In a knowledge construction setting, technology becomes a tool to help students access information, communicate information and collaborate with others. In today’s classrooms there is certainly the need for some knowledge instruction but a great deal of student activity might involve \ knowledge construction given the explosion of information. We do need to move away from students coming to school to watch teachers work. (Source: Michael Fullan, Technology and the Problem of Change, 1999)
“The most important thing any teacher has to learn, not to be learned in any school of education I ever heard of, can be expressed in seven words: Learning is not the product of teaching. Learning is the product of the activity of learners.” ~John Holt
There’s no simple, cut-n-dried answers, though. Before we euthanize the educational experiments going on in schools, maybe we need to decide what we are trying to accomplish.

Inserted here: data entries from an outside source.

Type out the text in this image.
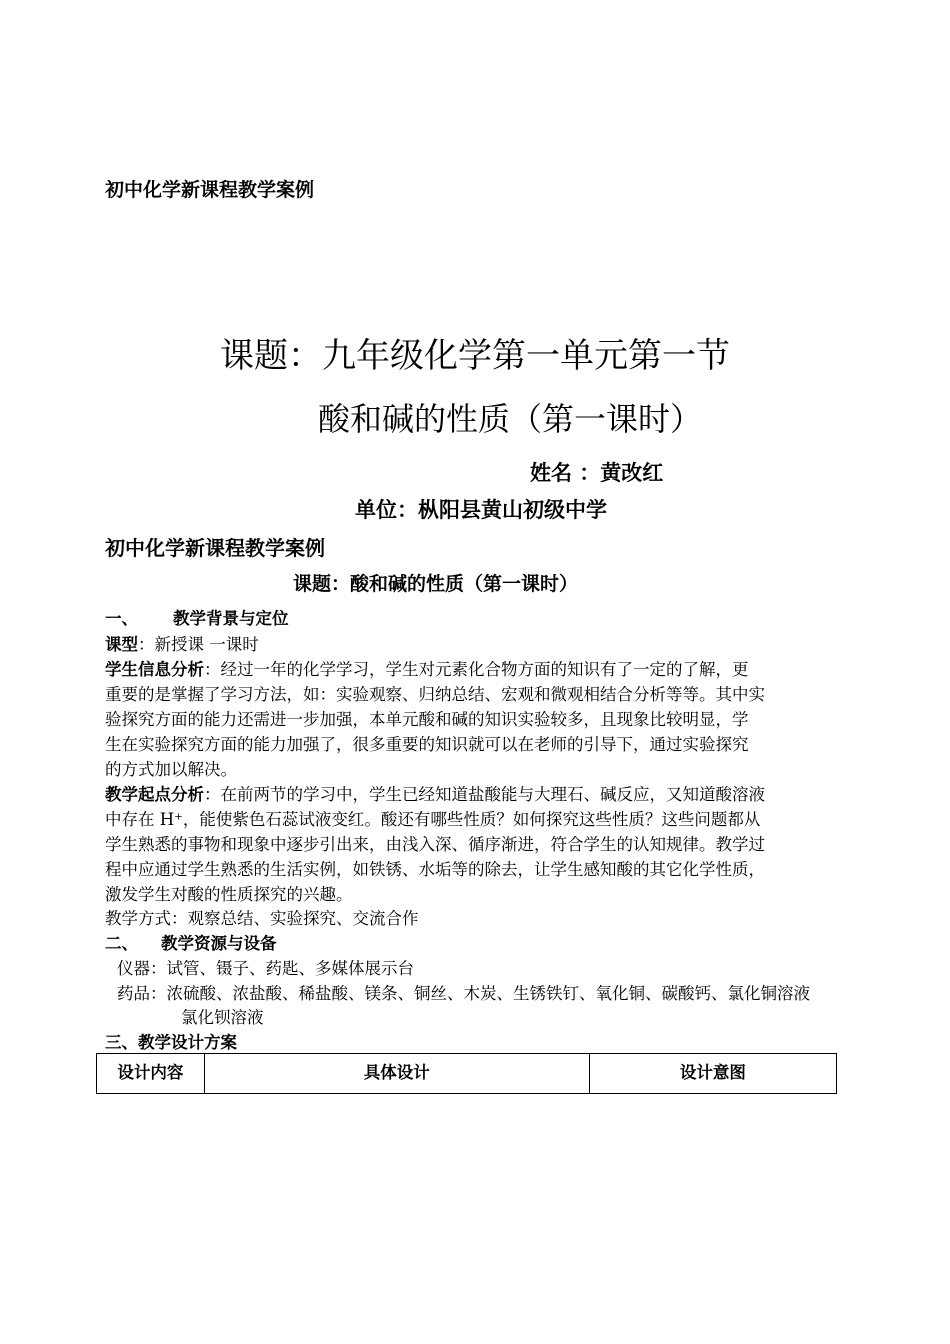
初中化学新课程教学案例
课题：九年级化学第一单元第一节
酸和碱的性质（第一课时）
姓名 ：黄改红
单位：枞阳县黄山初级中学
初中化学新课程教学案例
课题：酸和碱的性质（第一课时）
一、 教学背景与定位
课型：新授课 一课时
学生信息分析：经过一年的化学学习，学生对元素化合物方面的知识有了一定的了解，更
重要的是掌握了学习方法，如：实验观察、归纳总结、宏观和微观相结合分析等等。其中实
验探究方面的能力还需进一步加强，本单元酸和碱的知识实验较多，且现象比较明显，学
生在实验探究方面的能力加强了，很多重要的知识就可以在老师的引导下，通过实验探究
的方式加以解决。
教学起点分析：在前两节的学习中，学生已经知道盐酸能与大理石、碱反应，又知道酸溶液
中存在 H⁺，能使紫色石蕊试液变红。酸还有哪些性质？如何探究这些性质？这些问题都从
学生熟悉的事物和现象中逐步引出来，由浅入深、循序渐进，符合学生的认知规律。教学过
程中应通过学生熟悉的生活实例，如铁锈、水垢等的除去，让学生感知酸的其它化学性质，
激发学生对酸的性质探究的兴趣。
教学方式：观察总结、实验探究、交流合作
二、 教学资源与设备
仪器：试管、镊子、药匙、多媒体展示台
药品：浓硫酸、浓盐酸、稀盐酸、镁条、铜丝、木炭、生锈铁钉、氧化铜、碳酸钙、氯化铜溶液
氯化钡溶液
三、教学设计方案
设计内容	具体设计	设计意图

It’s a question that came back to mind again after I read this article on Do Principals Know Good Teaching When They See It?
“It takes expertise to make expertise,” Fink and Markholt say, yet coaching in schools is “still the very rare exception, not the norm.

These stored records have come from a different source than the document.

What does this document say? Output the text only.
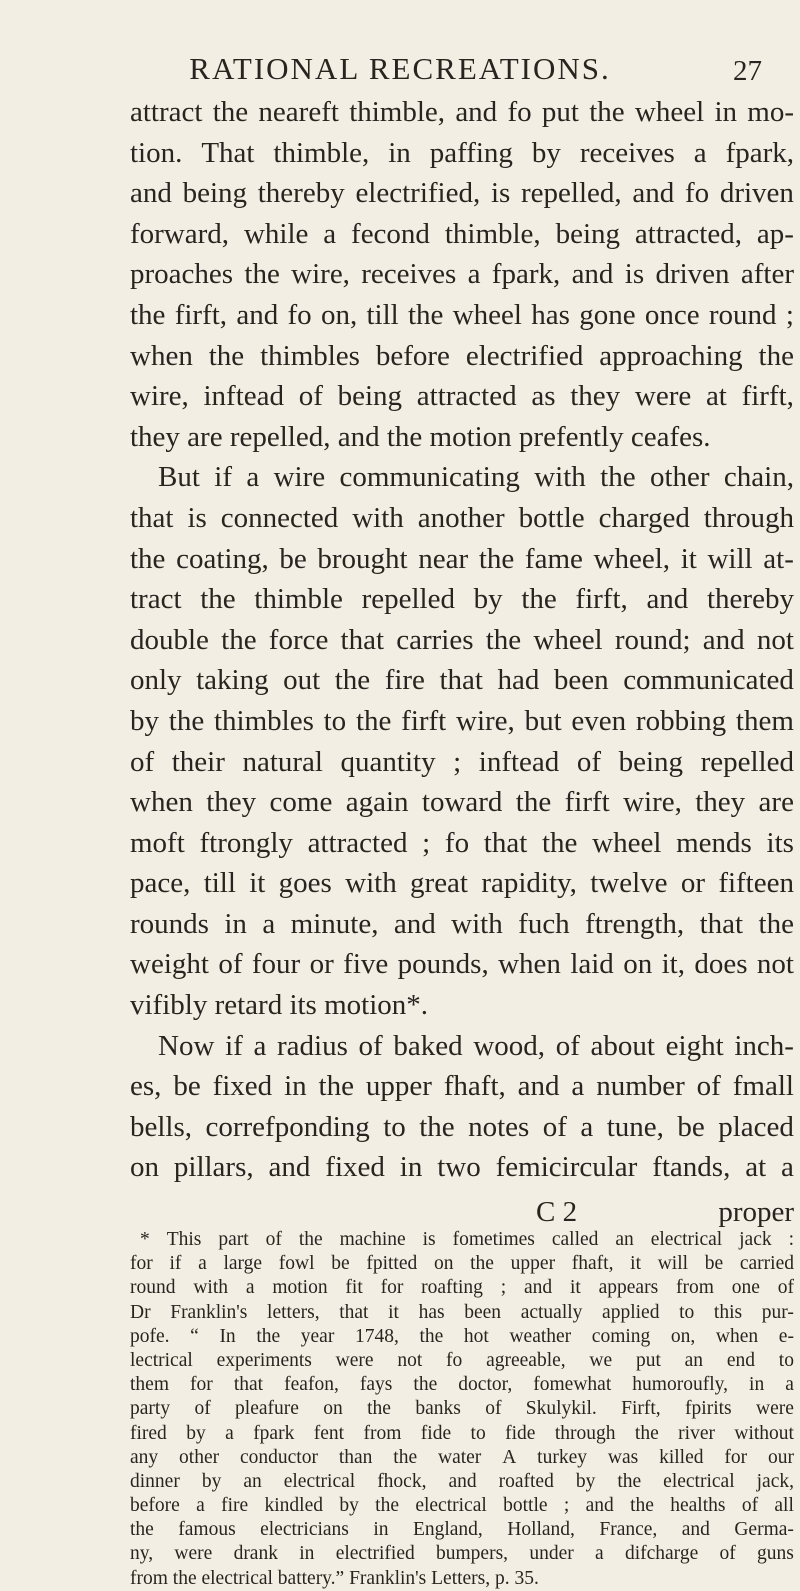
RATIONAL RECREATIONS.	27
attract the neareft thimble, and fo put the wheel in mo-
tion. That thimble, in paffing by receives a fpark,
and being thereby electrified, is repelled, and fo driven
forward, while a fecond thimble, being attracted, ap-
proaches the wire, receives a fpark, and is driven after
the firft, and fo on, till the wheel has gone once round ;
when the thimbles before electrified approaching the
wire, inftead of being attracted as they were at firft,
they are repelled, and the motion prefently ceafes.
But if a wire communicating with the other chain,
that is connected with another bottle charged through
the coating, be brought near the fame wheel, it will at-
tract the thimble repelled by the firft, and thereby
double the force that carries the wheel round; and not
only taking out the fire that had been communicated
by the thimbles to the firft wire, but even robbing them
of their natural quantity ; inftead of being repelled
when they come again toward the firft wire, they are
moft ftrongly attracted ; fo that the wheel mends its
pace, till it goes with great rapidity, twelve or fifteen
rounds in a minute, and with fuch ftrength, that the
weight of four or five pounds, when laid on it, does not
vifibly retard its motion*.
Now if a radius of baked wood, of about eight inch-
es, be fixed in the upper fhaft, and a number of fmall
bells, correfponding to the notes of a tune, be placed
on pillars, and fixed in two femicircular ftands, at a
C 2	proper
* This part of the machine is fometimes called an electrical jack :
for if a large fowl be fpitted on the upper fhaft, it will be carried
round with a motion fit for roafting ; and it appears from one of
Dr Franklin's letters, that it has been actually applied to this pur-
pofe. “ In the year 1748, the hot weather coming on, when e-
lectrical experiments were not fo agreeable, we put an end to
them for that feafon, fays the doctor, fomewhat humoroufly, in a
party of pleafure on the banks of Skulykil. Firft, fpirits were
fired by a fpark fent from fide to fide through the river without
any other conductor than the water A turkey was killed for our
dinner by an electrical fhock, and roafted by the electrical jack,
before a fire kindled by the electrical bottle ; and the healths of all
the famous electricians in England, Holland, France, and Germa-
ny, were drank in electrified bumpers, under a difcharge of guns
from the electrical battery.” Franklin's Letters, p. 35.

“We believe that K-12 education, as often practiced, is a quasi-profession at best, because we do not, in fact, have common standards of professional practice.”
From a technology perspective, the answer is a resounding, “No.” You see, my workshops in several large districts have revealed, again and again, that principals really don’t have a clear picture in their mind of what qualifies as technology integration. The most common response after observing technology use was positive. Simply, technology integration occurred at the “desired” level because it was present.

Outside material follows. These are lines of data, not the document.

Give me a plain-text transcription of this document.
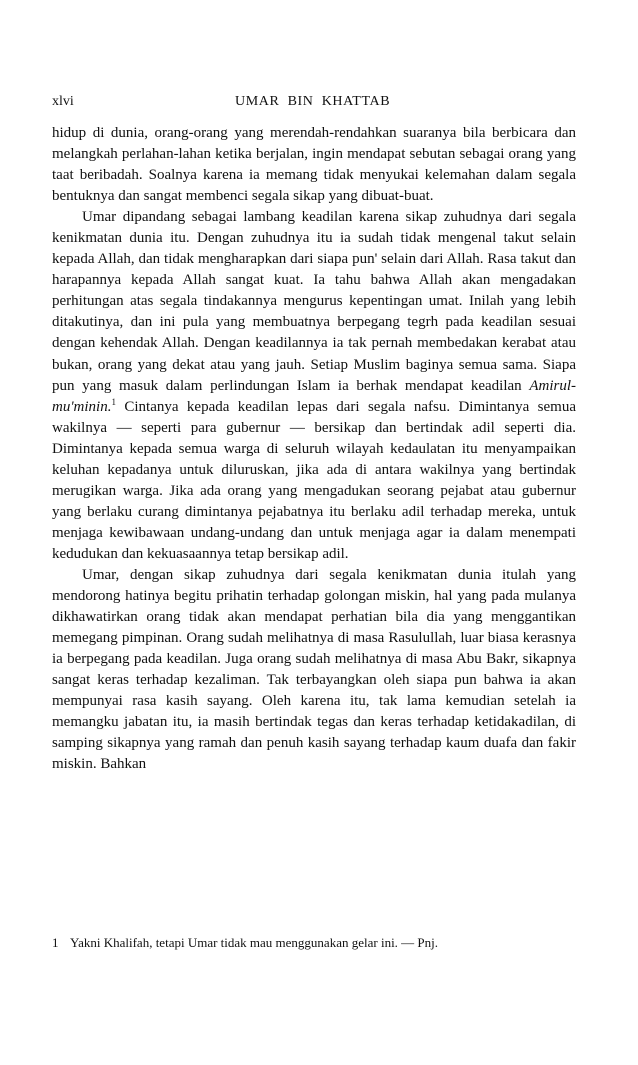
xlvi	UMAR  BIN  KHATTAB

hidup di dunia, orang-orang yang merendah-rendahkan suaranya bila berbicara dan melangkah perlahan-lahan ketika berjalan, ingin mendapat sebutan sebagai orang yang taat beribadah. Soalnya karena ia memang tidak menyukai kelemahan dalam segala bentuknya dan sangat membenci segala sikap yang dibuat-buat.

Umar dipandang sebagai lambang keadilan karena sikap zuhudnya dari segala kenikmatan dunia itu. Dengan zuhudnya itu ia sudah tidak mengenal takut selain kepada Allah, dan tidak mengharapkan dari siapa pun' selain dari Allah. Rasa takut dan harapannya kepada Allah sangat kuat. Ia tahu bahwa Allah akan mengadakan perhitungan atas segala tindakannya mengurus kepentingan umat. Inilah yang lebih ditakutinya, dan ini pula yang membuatnya berpegang tegrh pada keadilan sesuai dengan kehendak Allah. Dengan keadilannya ia tak pernah membedakan kerabat atau bukan, orang yang dekat atau yang jauh. Setiap Muslim baginya semua sama. Siapa pun yang masuk dalam perlindungan Islam ia berhak mendapat keadilan Amirul-mu'minin.$^1$ Cintanya kepada keadilan lepas dari segala nafsu. Dimintanya semua wakilnya — seperti para gubernur — bersikap dan bertindak adil seperti dia. Dimintanya kepada semua warga di seluruh wilayah kedaulatan itu menyampaikan keluhan kepadanya untuk diluruskan, jika ada di antara wakilnya yang bertindak merugikan warga. Jika ada orang yang mengadukan seorang pejabat atau gubernur yang berlaku curang dimintanya pejabatnya itu berlaku adil terhadap mereka, untuk menjaga kewibawaan undang-undang dan untuk menjaga agar ia dalam menempati kedudukan dan kekuasaannya tetap bersikap adil.

Umar, dengan sikap zuhudnya dari segala kenikmatan dunia itulah yang mendorong hatinya begitu prihatin terhadap golongan miskin, hal yang pada mulanya dikhawatirkan orang tidak akan mendapat perhatian bila dia yang menggantikan memegang pimpinan. Orang sudah melihatnya di masa Rasulullah, luar biasa kerasnya ia berpegang pada keadilan. Juga orang sudah melihatnya di masa Abu Bakr, sikapnya sangat keras terhadap kezaliman. Tak terbayangkan oleh siapa pun bahwa ia akan mempunyai rasa kasih sayang. Oleh karena itu, tak lama kemudian setelah ia memangku jabatan itu, ia masih bertindak tegas dan keras terhadap ketidakadilan, di samping sikapnya yang ramah dan penuh kasih sayang terhadap kaum duafa dan fakir miskin. Bahkan

1 Yakni Khalifah, tetapi Umar tidak mau menggunakan gelar ini. — Pnj.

It’s when we think we know, but do not, that we callously commit the most grievous damage.
-Stephen Downes
The “elephant in the room”–for proponents of educational technology–is how the success of technology implementation in the classroom is gauged. In this case of this particular article, results on a standardized test are the measure of success or failure. As we are all well aware, there has been much gnashing of teeth related to the merits (or lack thereof) of standardized testing. When educational professionals struggle to be convinced that standardized testing measures what is truly relevant to our students, I think it is a bit presumptuous to make judgements about the “value” of technology based upon these results.